Spin off: do you have a relationship with a stepparent if your bio parent dies?

Anonymous
If your bio parent remarried and died before their spouse (your stepparent), did you maintain a relationship with the stepparent?
Anonymous
Was thinking of it due to this post and all the wills: https://www.dcurbanmom.com/jforum/posts/list/15/1107460.page
Anonymous
My dad and my stepmom have been married for 40 years (I'm 45). They don't have kids together and she doesn't have bio kids. I'm very close to my mom. My stepmom has been part of my life since I was little and even though she's not my favorite person, yes - I will maintain a relationship with her if/when my dad dies.
Anonymous
My husband's father passed away a few years ago, his father's wife is still alive.
While she has tried to maintain contact with him (us) he wants nothing to do with her. I am supportive of him cutting ties, but also feel guilt, knowing that his father would have wanted us to maintain a relationship. She was never easy to get along with even when he was alive, and was extremely dramatic during his death.
Anonymous
Anonymous wrote:My dad and my stepmom have been married for 40 years (I'm 45). They don't have kids together and she doesn't have bio kids. I'm very close to my mom. My stepmom has been part of my life since I was little and even though she's not my favorite person, yes - I will maintain a relationship with her if/when my dad dies.

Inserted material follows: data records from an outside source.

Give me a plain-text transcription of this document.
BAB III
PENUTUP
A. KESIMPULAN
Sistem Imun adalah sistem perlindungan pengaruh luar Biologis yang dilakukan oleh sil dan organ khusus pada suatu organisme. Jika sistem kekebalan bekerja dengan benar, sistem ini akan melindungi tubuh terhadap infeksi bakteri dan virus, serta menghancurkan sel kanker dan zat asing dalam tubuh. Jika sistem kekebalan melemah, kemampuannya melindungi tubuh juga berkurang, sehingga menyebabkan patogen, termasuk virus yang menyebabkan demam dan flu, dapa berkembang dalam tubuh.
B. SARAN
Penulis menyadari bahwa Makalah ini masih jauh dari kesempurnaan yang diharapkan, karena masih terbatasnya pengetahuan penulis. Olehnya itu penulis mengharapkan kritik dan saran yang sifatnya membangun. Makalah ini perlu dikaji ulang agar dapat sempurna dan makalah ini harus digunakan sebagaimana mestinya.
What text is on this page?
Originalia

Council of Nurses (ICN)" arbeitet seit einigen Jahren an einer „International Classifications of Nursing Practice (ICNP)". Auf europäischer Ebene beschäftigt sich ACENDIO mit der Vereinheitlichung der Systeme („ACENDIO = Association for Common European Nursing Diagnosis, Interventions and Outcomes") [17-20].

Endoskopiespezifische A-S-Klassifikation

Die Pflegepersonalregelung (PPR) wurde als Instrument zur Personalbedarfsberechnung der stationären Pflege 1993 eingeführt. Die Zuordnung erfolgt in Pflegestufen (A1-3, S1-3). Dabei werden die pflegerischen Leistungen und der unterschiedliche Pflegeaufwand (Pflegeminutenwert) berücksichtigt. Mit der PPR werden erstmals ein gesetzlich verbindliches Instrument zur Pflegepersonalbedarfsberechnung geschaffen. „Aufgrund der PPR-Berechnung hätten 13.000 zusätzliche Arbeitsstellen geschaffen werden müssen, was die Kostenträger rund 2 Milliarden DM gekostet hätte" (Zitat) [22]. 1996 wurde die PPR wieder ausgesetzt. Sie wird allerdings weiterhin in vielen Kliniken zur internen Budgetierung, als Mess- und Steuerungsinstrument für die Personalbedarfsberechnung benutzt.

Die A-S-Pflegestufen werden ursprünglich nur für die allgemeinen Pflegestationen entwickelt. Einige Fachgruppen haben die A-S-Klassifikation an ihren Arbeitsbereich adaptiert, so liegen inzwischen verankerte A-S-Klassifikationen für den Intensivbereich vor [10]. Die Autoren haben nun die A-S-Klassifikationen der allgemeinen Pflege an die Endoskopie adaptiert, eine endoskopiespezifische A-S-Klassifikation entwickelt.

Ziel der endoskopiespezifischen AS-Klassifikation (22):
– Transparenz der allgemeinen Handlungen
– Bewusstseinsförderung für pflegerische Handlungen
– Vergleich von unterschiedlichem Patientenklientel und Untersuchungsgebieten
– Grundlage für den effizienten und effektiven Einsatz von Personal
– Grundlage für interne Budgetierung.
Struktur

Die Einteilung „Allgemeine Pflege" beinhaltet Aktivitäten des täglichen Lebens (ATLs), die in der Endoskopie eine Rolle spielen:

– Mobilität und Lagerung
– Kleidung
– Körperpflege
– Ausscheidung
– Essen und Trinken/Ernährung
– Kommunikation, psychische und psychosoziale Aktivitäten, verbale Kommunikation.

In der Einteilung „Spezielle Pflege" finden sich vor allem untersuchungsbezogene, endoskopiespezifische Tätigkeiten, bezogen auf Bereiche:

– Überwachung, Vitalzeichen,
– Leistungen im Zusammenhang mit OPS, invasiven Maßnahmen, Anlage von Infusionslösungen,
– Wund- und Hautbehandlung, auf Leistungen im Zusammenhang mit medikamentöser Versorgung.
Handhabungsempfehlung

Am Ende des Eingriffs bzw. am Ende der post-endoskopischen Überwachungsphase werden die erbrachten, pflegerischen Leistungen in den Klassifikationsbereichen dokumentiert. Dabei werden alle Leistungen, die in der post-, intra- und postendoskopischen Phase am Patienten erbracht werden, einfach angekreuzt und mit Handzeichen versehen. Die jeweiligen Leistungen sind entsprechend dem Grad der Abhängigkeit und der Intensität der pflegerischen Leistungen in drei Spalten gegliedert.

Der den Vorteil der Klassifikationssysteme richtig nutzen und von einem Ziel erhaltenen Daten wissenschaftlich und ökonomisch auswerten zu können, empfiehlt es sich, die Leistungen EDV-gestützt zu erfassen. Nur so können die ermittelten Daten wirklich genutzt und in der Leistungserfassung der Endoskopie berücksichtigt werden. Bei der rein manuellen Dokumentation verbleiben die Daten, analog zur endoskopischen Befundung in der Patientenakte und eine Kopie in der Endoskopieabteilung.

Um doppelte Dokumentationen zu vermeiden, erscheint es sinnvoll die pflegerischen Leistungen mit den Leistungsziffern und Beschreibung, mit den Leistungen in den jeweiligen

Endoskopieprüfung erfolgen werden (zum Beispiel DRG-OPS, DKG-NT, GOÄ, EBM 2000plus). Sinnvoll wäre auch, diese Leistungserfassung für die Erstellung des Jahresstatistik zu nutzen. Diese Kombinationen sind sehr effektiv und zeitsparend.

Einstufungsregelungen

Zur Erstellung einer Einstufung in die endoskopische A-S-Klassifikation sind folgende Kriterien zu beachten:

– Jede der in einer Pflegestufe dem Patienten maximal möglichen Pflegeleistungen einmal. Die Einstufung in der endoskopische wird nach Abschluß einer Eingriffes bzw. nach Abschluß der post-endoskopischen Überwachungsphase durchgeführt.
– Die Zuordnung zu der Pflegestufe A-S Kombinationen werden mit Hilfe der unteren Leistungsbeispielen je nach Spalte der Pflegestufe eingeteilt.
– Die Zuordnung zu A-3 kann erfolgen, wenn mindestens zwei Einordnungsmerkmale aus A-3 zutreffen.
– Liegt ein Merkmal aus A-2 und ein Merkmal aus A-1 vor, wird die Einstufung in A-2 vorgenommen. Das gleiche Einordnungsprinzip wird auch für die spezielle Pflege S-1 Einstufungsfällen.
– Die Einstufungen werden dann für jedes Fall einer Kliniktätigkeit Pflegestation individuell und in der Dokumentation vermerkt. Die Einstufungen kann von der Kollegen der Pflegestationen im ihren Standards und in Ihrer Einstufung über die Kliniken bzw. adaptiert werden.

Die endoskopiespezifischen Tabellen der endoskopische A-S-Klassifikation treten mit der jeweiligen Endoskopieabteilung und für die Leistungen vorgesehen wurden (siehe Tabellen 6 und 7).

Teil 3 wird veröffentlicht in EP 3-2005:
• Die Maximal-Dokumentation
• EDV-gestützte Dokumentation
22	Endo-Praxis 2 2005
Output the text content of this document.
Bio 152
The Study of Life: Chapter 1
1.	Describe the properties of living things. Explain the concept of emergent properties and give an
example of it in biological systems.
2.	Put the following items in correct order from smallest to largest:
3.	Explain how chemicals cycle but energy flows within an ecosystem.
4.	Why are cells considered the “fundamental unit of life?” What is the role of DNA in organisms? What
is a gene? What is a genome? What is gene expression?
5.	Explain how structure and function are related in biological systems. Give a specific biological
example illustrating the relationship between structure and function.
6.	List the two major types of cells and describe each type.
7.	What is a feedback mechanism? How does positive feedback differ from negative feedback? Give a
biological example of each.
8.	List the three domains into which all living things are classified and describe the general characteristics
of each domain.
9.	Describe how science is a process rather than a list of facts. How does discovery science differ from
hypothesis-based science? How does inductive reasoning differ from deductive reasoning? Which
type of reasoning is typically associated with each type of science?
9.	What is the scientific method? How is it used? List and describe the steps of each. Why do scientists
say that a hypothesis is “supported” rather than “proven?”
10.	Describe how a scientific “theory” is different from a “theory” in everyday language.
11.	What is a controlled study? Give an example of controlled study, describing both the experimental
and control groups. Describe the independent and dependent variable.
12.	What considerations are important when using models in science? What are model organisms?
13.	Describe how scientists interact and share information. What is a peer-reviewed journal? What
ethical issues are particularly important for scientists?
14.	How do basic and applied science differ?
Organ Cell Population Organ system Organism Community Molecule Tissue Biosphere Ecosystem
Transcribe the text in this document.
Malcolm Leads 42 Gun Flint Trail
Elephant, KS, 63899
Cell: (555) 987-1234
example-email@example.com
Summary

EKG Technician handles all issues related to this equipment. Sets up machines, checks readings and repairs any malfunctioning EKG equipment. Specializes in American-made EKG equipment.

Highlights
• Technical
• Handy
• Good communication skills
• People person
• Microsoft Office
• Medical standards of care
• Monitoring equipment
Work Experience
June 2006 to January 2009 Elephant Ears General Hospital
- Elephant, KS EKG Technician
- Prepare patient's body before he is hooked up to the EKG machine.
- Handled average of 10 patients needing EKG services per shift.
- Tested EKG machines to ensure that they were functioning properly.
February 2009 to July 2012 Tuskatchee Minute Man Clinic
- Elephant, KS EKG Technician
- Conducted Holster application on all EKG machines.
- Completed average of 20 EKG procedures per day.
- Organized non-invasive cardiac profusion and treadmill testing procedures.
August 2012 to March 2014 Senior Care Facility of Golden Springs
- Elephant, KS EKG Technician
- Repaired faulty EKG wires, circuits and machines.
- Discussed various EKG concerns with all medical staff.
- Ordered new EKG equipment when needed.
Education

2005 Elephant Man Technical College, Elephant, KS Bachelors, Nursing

This is the same for me, but we both maintain the relationship with each other because we want to.
Anonymous
I will if she wants to, but if she moves back to her home country in Asia I feel like realistically we won't see each other very often if at all.
Anonymous
Anonymous wrote:
Anonymous wrote:My dad and my stepmom have been married for 40 years (I'm 45). They don't have kids together and she doesn't have bio kids. I'm very close to my mom. My stepmom has been part of my life since I was little and even though she's not my favorite person, yes - I will maintain a relationship with her if/when my dad dies.


This is the same for me, but we both maintain the relationship with each other because we want to.


I’m the poster that you are quoting. My older brother feels differently and is much more upset with how she’s behaving through my dad’s recent health crisis.
Anonymous
Yes, was a hard split at the time, kids ( including me) were preteen / early teen. But now as older adults and a parent and stepmother had a long marriage, we have stayed in touch and have visits with my stepmother after our father died. More than 10 years now.
Anonymous
For the step I grew up with, yes for sure. Very much a positive parent figure in my life.

Anonymous
I like both of my step parents better than my biological parents. Yes, I will keep in contact with them.
Anonymous
Anonymous wrote:For the step I grew up with, yes for sure. Very much a positive parent figure in my life.



OP - I love reading this. Nice to know there are positive step relationships.
Anonymous
The stepparent who has been in my life since I was 10? Yes. Because he will be very old, his kids are pretty selfish, and I promised my mom I would take care of him.

The stepparent who married my dad three years ago? I think she’ll be onto Husband 4 as soon as the life insurance check clears.
Anonymous
My Dad was in a relationship with a woman, who had her own kids and she wants to keep going to my child's events and I've avoided it. She wasn't nice to me when they were dating and put a wedge between my Dad and I and was horrible to me a the funeral and insisted on doing it all (and my sibling allowed it) and that was the final straw. They did a terrible job and she invited her family who didn't know him and excluded his family.
Anonymous
No. Ha ha ha, no.
Anonymous
My grandfather remarried a woman and he died long before her. It was odd because she was the only grandmother many of the then adult grandchildren knew on that side so everyone tried to maintain a relationship. She wasn’t that interested in the family after his death, which resulted in feelings ranging from anger to indifference to hurt from many. She maintained a real relationship with one grandkid and their family and very limited or none with everyone else - the other grandkids or her step kids (our parents, aunts and uncles).